Guilford County was established
in 1771 from Orange County (which formed about the eastern third) and
Rowan County (which formed about the western two-thirds). It included
what is now Randolph County (which separated in 1779) and Rockingham
County (which separated in 1785).
Settlement began in the late
1740s and grew rapidly in the 1750s.
Settlers came from Virginia,
Pennsylvania, Maryland, Delaware, New Jersey, Nantucket Island in
Massachusetts, and the eastern and central counties of North Carolina.
Migration into Guilford County
was frequently over the Great Wagon Road through the Valley of Virginia.

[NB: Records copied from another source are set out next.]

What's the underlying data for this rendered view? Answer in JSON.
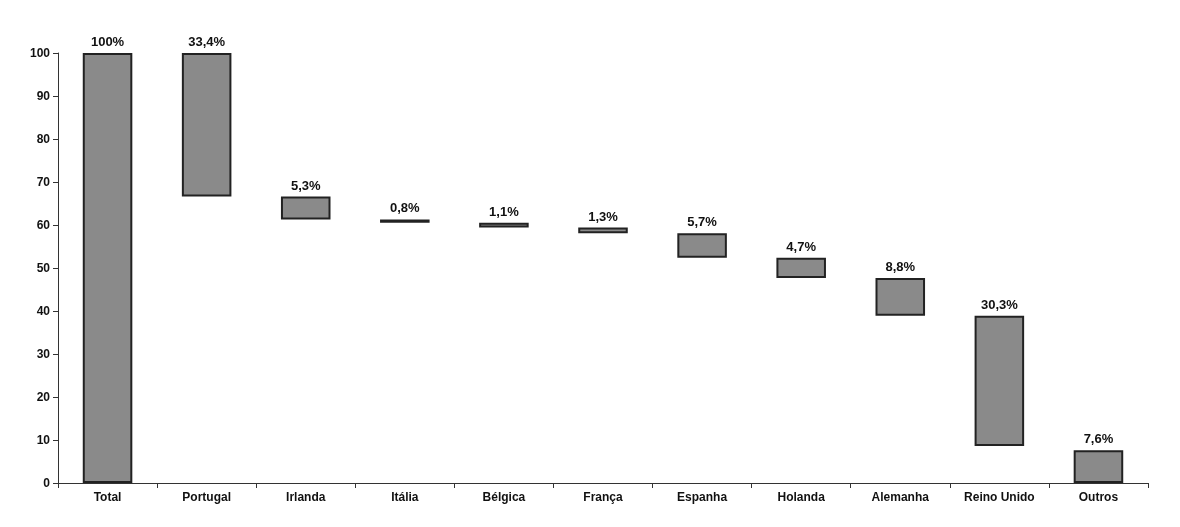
{
  "chart_data": {
    "type": "bar",
    "categories": [
      "Total",
      "Portugal",
      "Irlanda",
      "Itália",
      "Bélgica",
      "França",
      "Espanha",
      "Holanda",
      "Alemanha",
      "Reino Unido",
      "Outros"
    ],
    "values": [
      100,
      33.4,
      5.3,
      0.8,
      1.1,
      1.3,
      5.7,
      4.7,
      8.8,
      30.3,
      7.6
    ],
    "base": [
      0,
      66.6,
      61.3,
      60.5,
      59.4,
      58.1,
      52.4,
      47.7,
      38.9,
      8.6,
      0
    ],
    "value_labels": [
      "100%",
      "33,4%",
      "5,3%",
      "0,8%",
      "1,1%",
      "1,3%",
      "5,7%",
      "4,7%",
      "8,8%",
      "30,3%",
      "7,6%"
    ],
    "color": "#8a8a8a",
    "ylim": [
      0,
      100
    ],
    "yticks": [
      0,
      10,
      20,
      30,
      40,
      50,
      60,
      70,
      80,
      90,
      100
    ],
    "grid": false
  }
}
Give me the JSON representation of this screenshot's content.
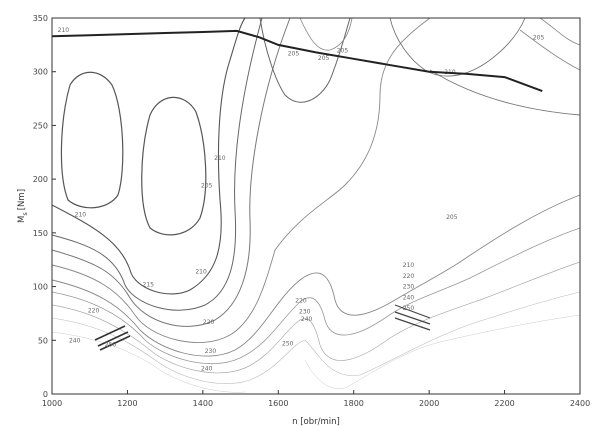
{
  "chart_data": {
    "type": "contour",
    "xlabel": "n [obr/min]",
    "ylabel": "M",
    "ylabel_sub": "s",
    "ylabel_unit": "[Nm]",
    "xlim": [
      1000,
      2400
    ],
    "ylim": [
      0,
      350
    ],
    "x_ticks": [
      1000,
      1200,
      1400,
      1600,
      1800,
      2000,
      2200,
      2400
    ],
    "y_ticks": [
      0,
      50,
      100,
      150,
      200,
      250,
      300,
      350
    ],
    "grid": false,
    "full_load_curve": {
      "x": [
        1000,
        1100,
        1200,
        1300,
        1400,
        1490,
        1550,
        1600,
        1700,
        1800,
        1900,
        2000,
        2100,
        2200,
        2300
      ],
      "y": [
        333,
        334,
        335,
        336,
        337,
        338,
        332,
        325,
        318,
        312,
        306,
        300,
        298,
        295,
        282
      ]
    },
    "contour_labels": [
      {
        "x": 1015,
        "y": 337,
        "text": "210"
      },
      {
        "x": 1060,
        "y": 165,
        "text": "210"
      },
      {
        "x": 1095,
        "y": 76,
        "text": "220"
      },
      {
        "x": 1045,
        "y": 48,
        "text": "240"
      },
      {
        "x": 1140,
        "y": 44,
        "text": "250"
      },
      {
        "x": 1240,
        "y": 100,
        "text": "215"
      },
      {
        "x": 1395,
        "y": 192,
        "text": "205"
      },
      {
        "x": 1380,
        "y": 112,
        "text": "210"
      },
      {
        "x": 1400,
        "y": 65,
        "text": "220"
      },
      {
        "x": 1405,
        "y": 38,
        "text": "230"
      },
      {
        "x": 1395,
        "y": 22,
        "text": "240"
      },
      {
        "x": 1430,
        "y": 218,
        "text": "210"
      },
      {
        "x": 1625,
        "y": 315,
        "text": "205"
      },
      {
        "x": 1705,
        "y": 311,
        "text": "205"
      },
      {
        "x": 1755,
        "y": 318,
        "text": "205"
      },
      {
        "x": 1645,
        "y": 85,
        "text": "220"
      },
      {
        "x": 1655,
        "y": 75,
        "text": "230"
      },
      {
        "x": 1660,
        "y": 68,
        "text": "240"
      },
      {
        "x": 1610,
        "y": 45,
        "text": "250"
      },
      {
        "x": 1930,
        "y": 118,
        "text": "210"
      },
      {
        "x": 1930,
        "y": 108,
        "text": "220"
      },
      {
        "x": 1930,
        "y": 98,
        "text": "230"
      },
      {
        "x": 1930,
        "y": 88,
        "text": "240"
      },
      {
        "x": 1930,
        "y": 78,
        "text": "250"
      },
      {
        "x": 2040,
        "y": 298,
        "text": "210"
      },
      {
        "x": 2045,
        "y": 163,
        "text": "205"
      },
      {
        "x": 2275,
        "y": 330,
        "text": "205"
      }
    ]
  }
}
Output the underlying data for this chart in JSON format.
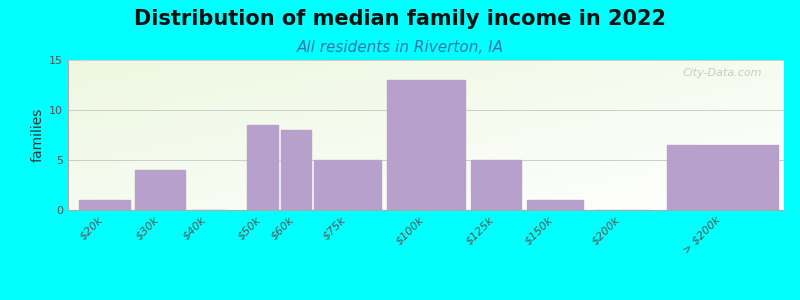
{
  "title": "Distribution of median family income in 2022",
  "subtitle": "All residents in Riverton, IA",
  "ylabel": "families",
  "background_color": "#00FFFF",
  "bar_color": "#b8a0cc",
  "categories": [
    "$20k",
    "$30k",
    "$40k",
    "$50k",
    "$60k",
    "$75k",
    "$100k",
    "$125k",
    "$150k",
    "$200k",
    "> $200k"
  ],
  "values": [
    1,
    4,
    0,
    8.5,
    8,
    5,
    13,
    5,
    1,
    0,
    6.5
  ],
  "bar_lefts": [
    0,
    1,
    2,
    3,
    3.6,
    4.2,
    5.5,
    7.0,
    8.0,
    9.2,
    10.5
  ],
  "bar_widths": [
    0.9,
    0.9,
    0.6,
    0.55,
    0.55,
    1.2,
    1.4,
    0.9,
    1.0,
    1.0,
    2.0
  ],
  "xlim": [
    -0.2,
    12.6
  ],
  "ylim": [
    0,
    15
  ],
  "yticks": [
    0,
    5,
    10,
    15
  ],
  "title_fontsize": 15,
  "subtitle_fontsize": 11,
  "ylabel_fontsize": 10,
  "tick_fontsize": 8,
  "watermark": "City-Data.com"
}
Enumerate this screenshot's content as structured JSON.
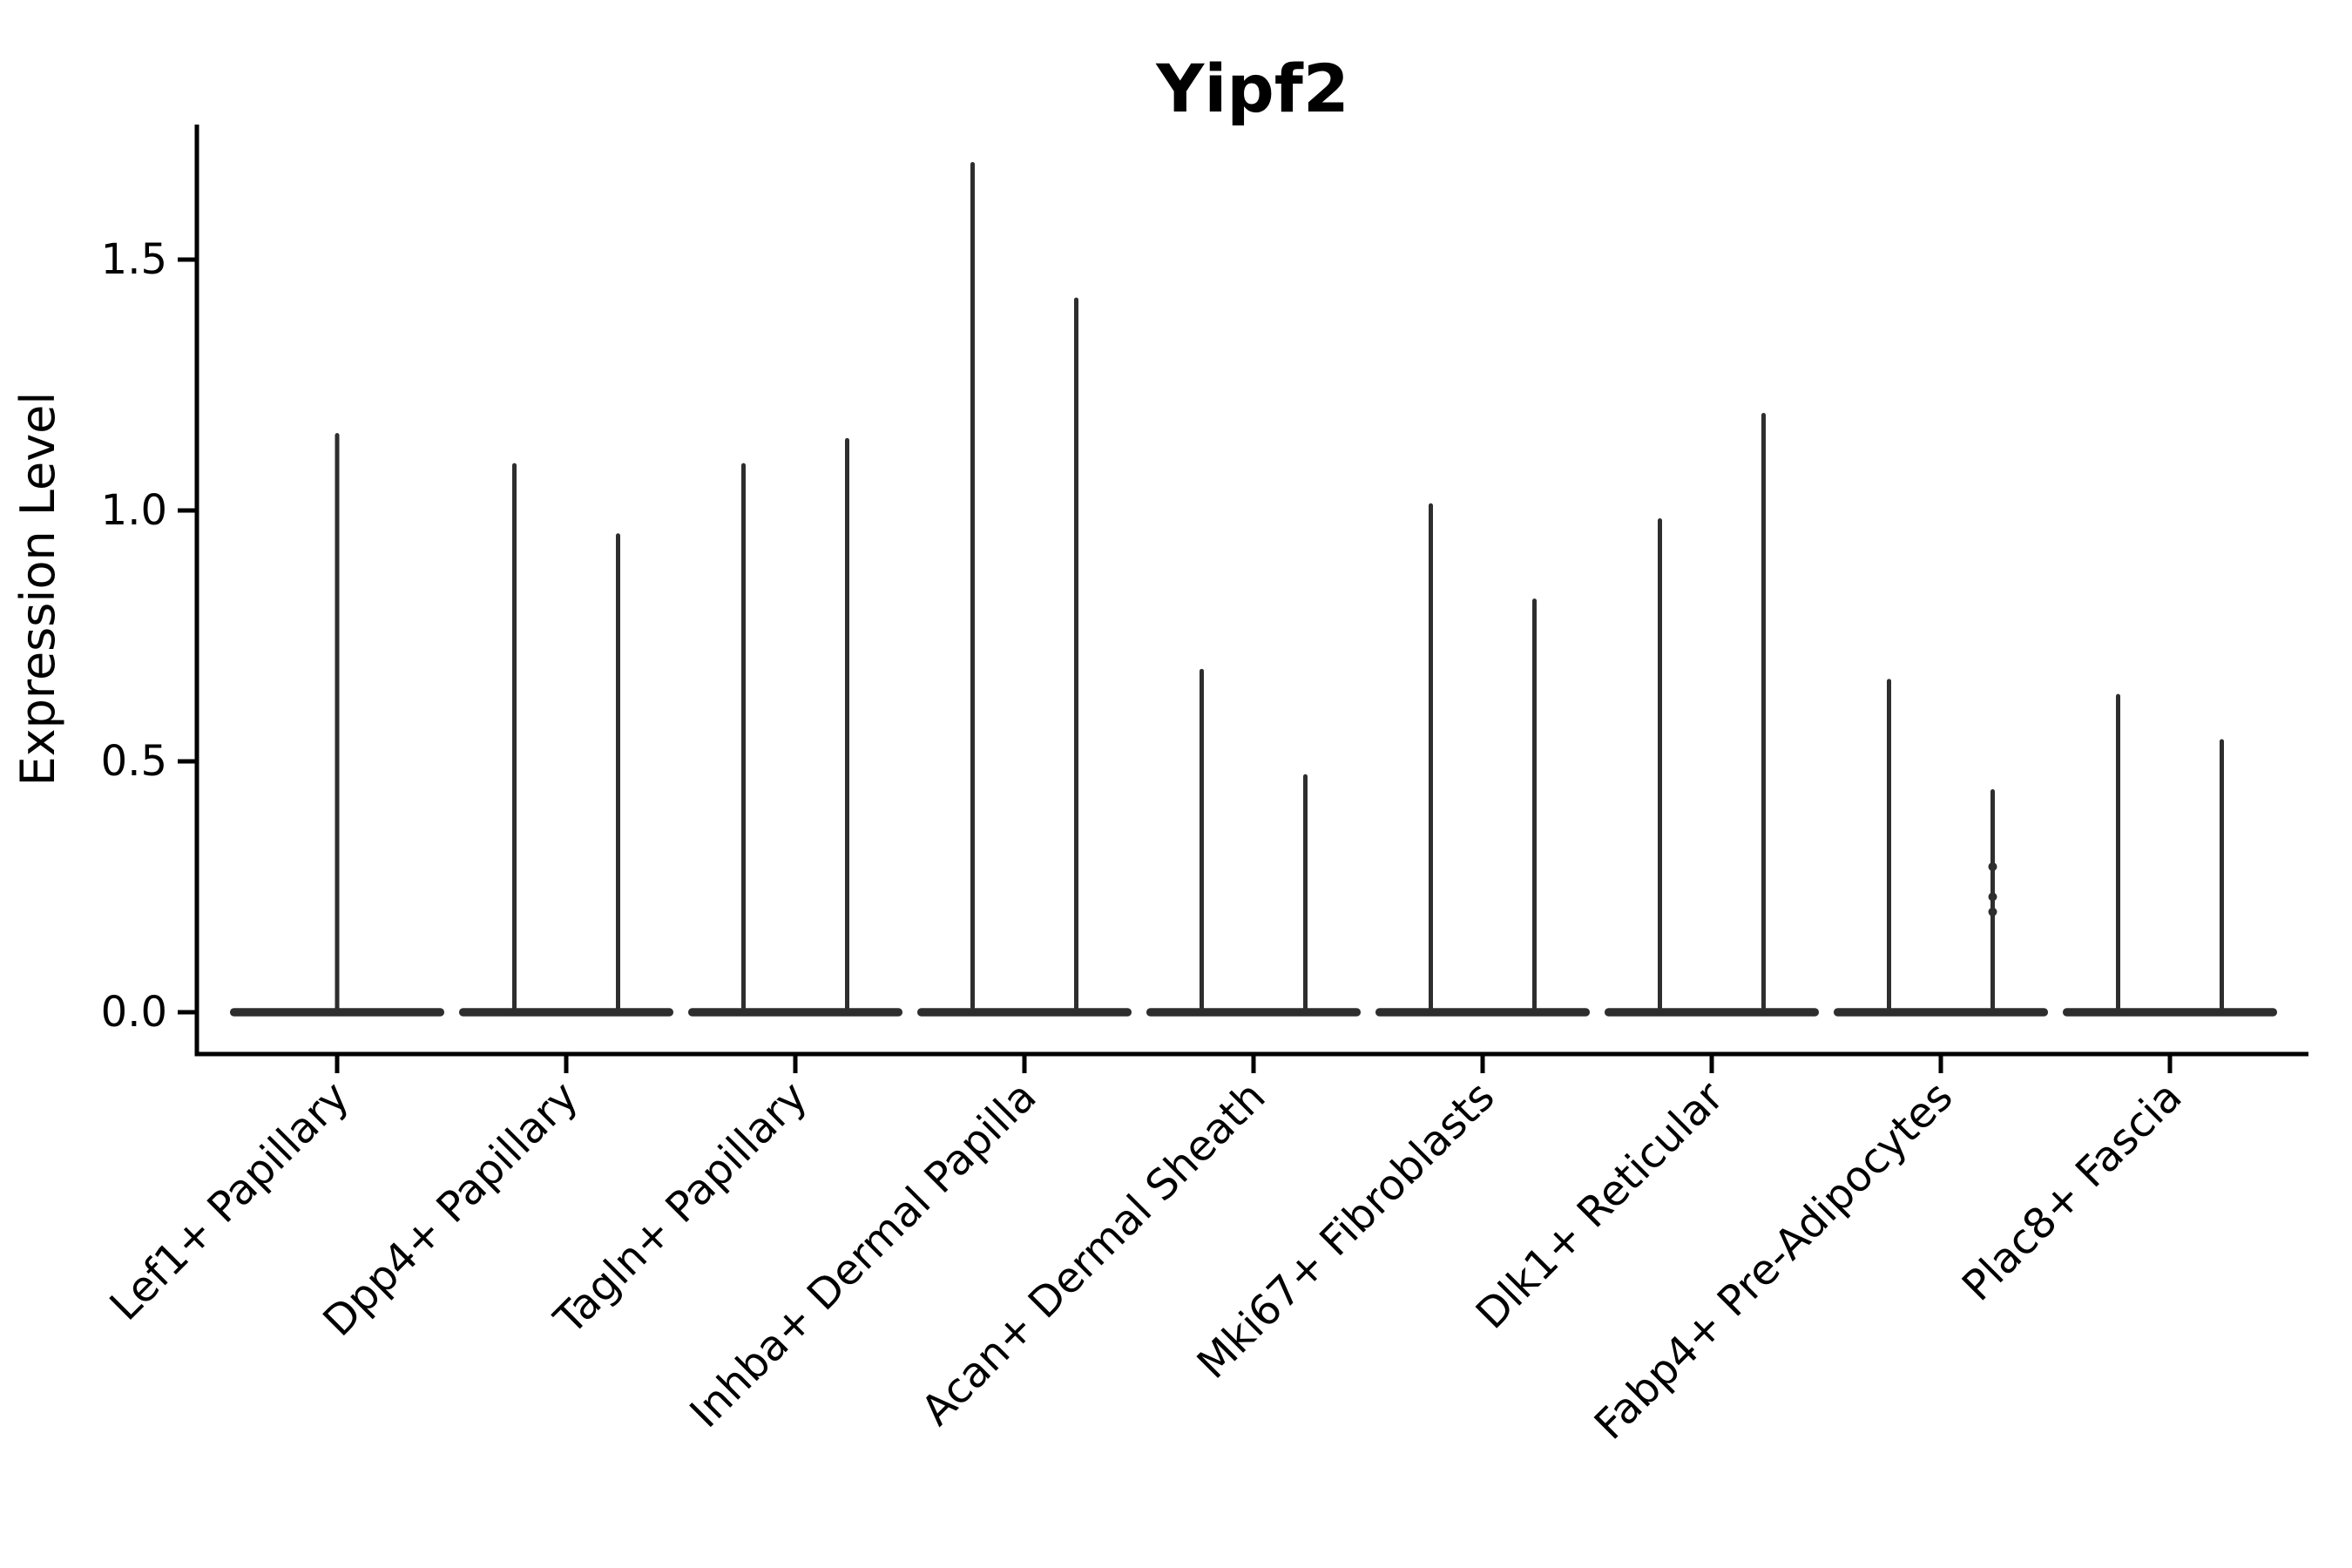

Group migrations were made by
German Lutherans and Reformed settlers from Pennsylvania beginning in
the late 1740s; Scots-Irish Presbyterians from the
Pennsylvania-Maryland border area in the 1750s; Quakers from many
locations in the 1750s; scattered Virginia Baptists organized meetings
in the 1750s; and Methodists from the Eastern Shore of Maryland in the
1770s and 1780s.
"Moving On" to the south, west
and northwest began almost immediately and picked up speed about 1800.
Upper Georgia and South Carolina were favored, then sights were set on
the Cumberland Gap as a way to Tennessee, Kentucky, Ohio, and Indiana.
The Battle at Guilford
Courthouse
was fought on 15 March 1781. Cornwallis won, but the victory left the
British army so weak that it caused them to lose the campaign in the
southern colonies, and led to the surrender at Yorktown.